= Jake Bickelhaupt =

American chef

Jake Bickelhaupt is an American chef and restaurateur who co-owned and operated the Michelin-starred 42 Grams in Chicago, Illinois, with his then-wife Alexa Welsh, between 2014 and 2017, and Konro in West Palm Beach, Florida, with his current wife Nadia Bickelhaupt, between 2022 and 2025. Following the closure of 42 Grams in 2017, he pleaded guilty to one charge of battery against Welsh, and was again arrested in 2025 on the charge of domestic violence, against Nadia.

==Biography==
In January 2014, Bickelhaupt opened 42 Grams, a restaurant in Chicago, Illinois, alongside his then-wife and general manager, Alexa Welsh. 42 Grams received two Michelin stars within its first year of operation and was the subject of a 2017 documentary of the same name. Bickelhaupt divorced in January of 2017 and initially planned to continue the restaurant through its lease expiration in November, but on June 4 Bickelhaupt assaulted Welsh, leading a diner to call police. Later that evening, Bickelhaupt tweeted an announcement that the restaurant was closing, effective immediately.

In May 2019, Bickelhaupt opened another restaurant, Stone Flower, also in Chicago. Stone Flower closed following the COVID-19 pandemic. He self-financed a second documentary, 86ed, which was released in 2021 and focused on his efforts to "rebuild his life amid a cloud of cancel culture and online bullying". It did not cover Welsh's version of events.

Since 2020, Bickelhaupt has been married to his wife Nadia; in 2022 they opened Konro restaurant in West Palm Beach, Florida. Konro was a ten-seat tasting menu-only restaurant and offered wine pairings as well as a non-alcoholic pairing. Konro became the only restaurant in the Miami area to earn a Michelin star in April 2025, before closing two months later in the aftermath of Bickelhaupt's arrest. Michelin revoked the star in August.

===Domestic violence incidents===
Bickelhaupt was arrested on June 6, 2017 for the attack on Welsh that led to the closure of 42 Grams, and pleaded guilty to charges of simple battery in July. In 86'd he claimed that he had quit earlier that night, gotten drunk, and did not remember the incident. Financial disputes arose related to the restaurant's closing and Bickelhaupt's alleged use of restaurant funds for personal expenses, and Bickelhaupt and Welsh's out-of-court settlement included a non-disparage agreement, which prevents them from publicly saying negative things about one other. In 2018, Bickelhaupt replied to an Eater request for comment: “I was arrested for a single instance of violence. I will be forever regretful for my actions and the harm I caused. I take full responsibilities for my actions and will continue to do so for the rest of my life. There was no excuse for my actions. I have taken steps and found the help I needed to ensure nothing of this sort will ever happen again and I know I am a better person today than I was on that day.”

Seven years later, Bickelhaupt was again arrested for domestic violence on June 2, 2025. He allegedly beat his wife, Nadia, for two hours, causing her to experience a seizure and leaving her with a subdural hematoma. Five days later, the Palm Beach County State Attorney’s Office added charges of witness tampering and violating a domestic violence injunction, claiming that Jake had left voicemails to a shared restaurant number, instructing Nadia on what to tell authorities to facilitate his release from custody. His felony battery charges were upgraded to attempted second-degree murder and false imprisonment on June 11, though the charges of witness tampering were later reduced to misdemeanor violation of pretrial conditions. As of October 2025, Bickelhaupt remained held without bond.
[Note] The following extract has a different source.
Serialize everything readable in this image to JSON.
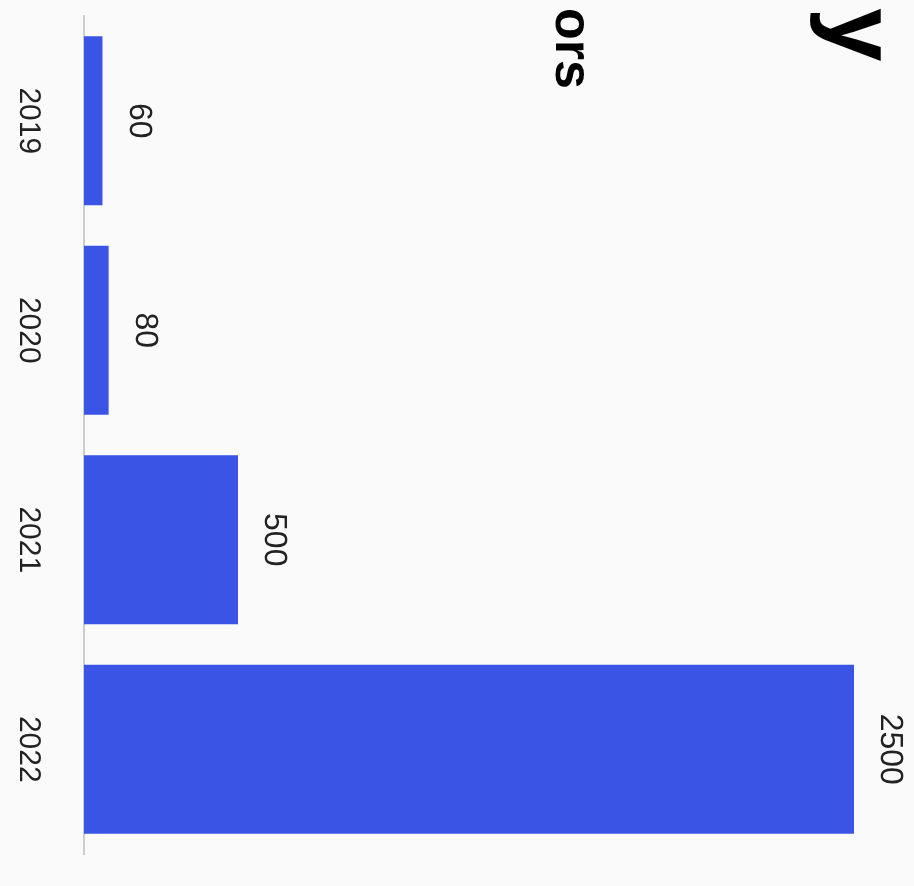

==Awards and recognition==
Bickelhaupt's restaurant 42 Grams received two Michelin stars in 2014, and Food & Wine named him one of the best new chefs of 2015. In April 2025, his West Palm Beach restaurant, Konro, became the only restaurant in the Miami area to earn a Michelin star, but Michelin revoked the star in August in the aftermath of Bickelhaupt's arrest and the restaurant's subsequent closure.